暑くてどこへも行きたくありません。起きているのと寝ることと本を読むのを楽しみとしています。
野中至「富士案内 芙蓉日記」おもしろそうと思って読み始めたら、最初のページではや投げ出しました。
赤い傍線を付けた文中注釈、この見開きでいきなり9か所出てきます。
- 諸越人[中国・越の国の人、唐土人。転じて中国人]
- 四海八表[四方の海と八方の隅。全世界]
- 朝靄暮霞の変[朝靄や夕霞で変幻きわまりない光景になること]
- 天籟地籟[天地・自然界にある音]
- 鈞天[天の中央。転じて天井の神]
- 熄火山[噴煙活動を休んでいる火山]
- 磽确[岩石ばかりの土地]
- 窈然[暗くて深い]
- 坎穴[穴]
どうです。読みやすいでしょうか。確かに今は使われない言葉ですがこれは別に注釈をつけるべきでしょう。もっともこれはどこかの辞書から丸ごと写してきたのでしょう。昔、太宰治の「津軽」にやたらと注釈を入れて作ったものがあったようですが(しかも間違ったもの多数)注釈は相当に気を付けて入れなければなりません。注釈だけで一冊の本になる例もあるくらいですから。
※太宰治「津軽」注釈の例。こんな注釈が頻繁に出てくるのでは超名作「津軽」がだいなしです。
- マント〈袖の無い外套〉
- 銭湯〈湯銭を取って入浴させる浴場〉
- さるまた〈男が用いる、腰やまたをおおう下着〉
この話は高島俊男「お言葉ですが」④猿も休暇の巻の中の「これは賤しきものなるぞ」に出てきます。これは超おすすめシリーズの本です。
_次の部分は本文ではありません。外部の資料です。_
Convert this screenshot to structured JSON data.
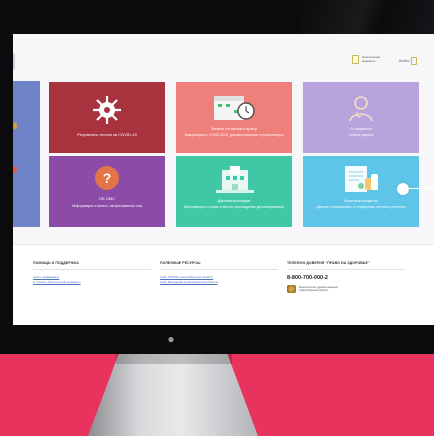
{
  "colors": {
    "background": "#e8335f",
    "tile_1": "#a8323e",
    "tile_2": "#ef7f7a",
    "tile_3": "#b9a3dc",
    "tile_4": "#8b4ba6",
    "tile_5": "#3fc7a6",
    "tile_6": "#5ec4e8",
    "sidebar": "#6f83c8"
  },
  "header": {
    "ehr_label": "Электронная медкарта",
    "logout_label": "Выйти"
  },
  "tiles": [
    {
      "title": "Результаты тестов на COVID-19",
      "subtitle": "",
      "icon": "virus-icon"
    },
    {
      "title": "Запись на прием к врачу",
      "subtitle": "Вакцинация от COVID-2019, диспансеризация и профосмотры",
      "icon": "calendar-clock-icon"
    },
    {
      "title": "О пациенте",
      "subtitle": "Личные данные",
      "icon": "doctor-icon"
    },
    {
      "title": "ОБ ОМС",
      "subtitle": "Информация о полисе, застрахованных лиц",
      "icon": "question-icon"
    },
    {
      "title": "Диспансеризация",
      "subtitle": "Информация о сроках и местах прохождения диспансеризации",
      "icon": "hospital-icon"
    },
    {
      "title": "Льготные рецепты",
      "subtitle": "Данные о выписанных и отпущенных льготных рецептах",
      "icon": "prescription-icon"
    }
  ],
  "footer": {
    "help": {
      "heading": "ПОМОЩЬ И ПОДДЕРЖКА",
      "links": [
        "Часто задаваемые",
        "О проекте Электронной медкарты"
      ]
    },
    "resources": {
      "heading": "ПОЛЕЗНЫЕ РЕСУРСЫ",
      "links": [
        "Сайт ТФОМС Новосибирской области",
        "Сайт Минздрава Новосибирской области"
      ]
    },
    "hotline": {
      "heading": "ТЕЛЕФОН ДОВЕРИЯ \"ПРАВО НА ЗДОРОВЬЕ\"",
      "phone": "8-800-700-000-2",
      "org": "Министерство здравоохранения Новосибирской области"
    }
  }
}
次のこちらはアーネスト・サトウの登山記録を集めたもの。
注釈はもちろんありますがまったく邪魔にならない、必要な所にあるべきところに注釈がつけてあります。
山の記録はこのアーネスト・サトウのようなものが書きたいですね。花と景色だけで、写真だけを見せようとする登山の記録は全く面白くありません。一度この明治日本山岳記、手に取ってみることをお勧めします。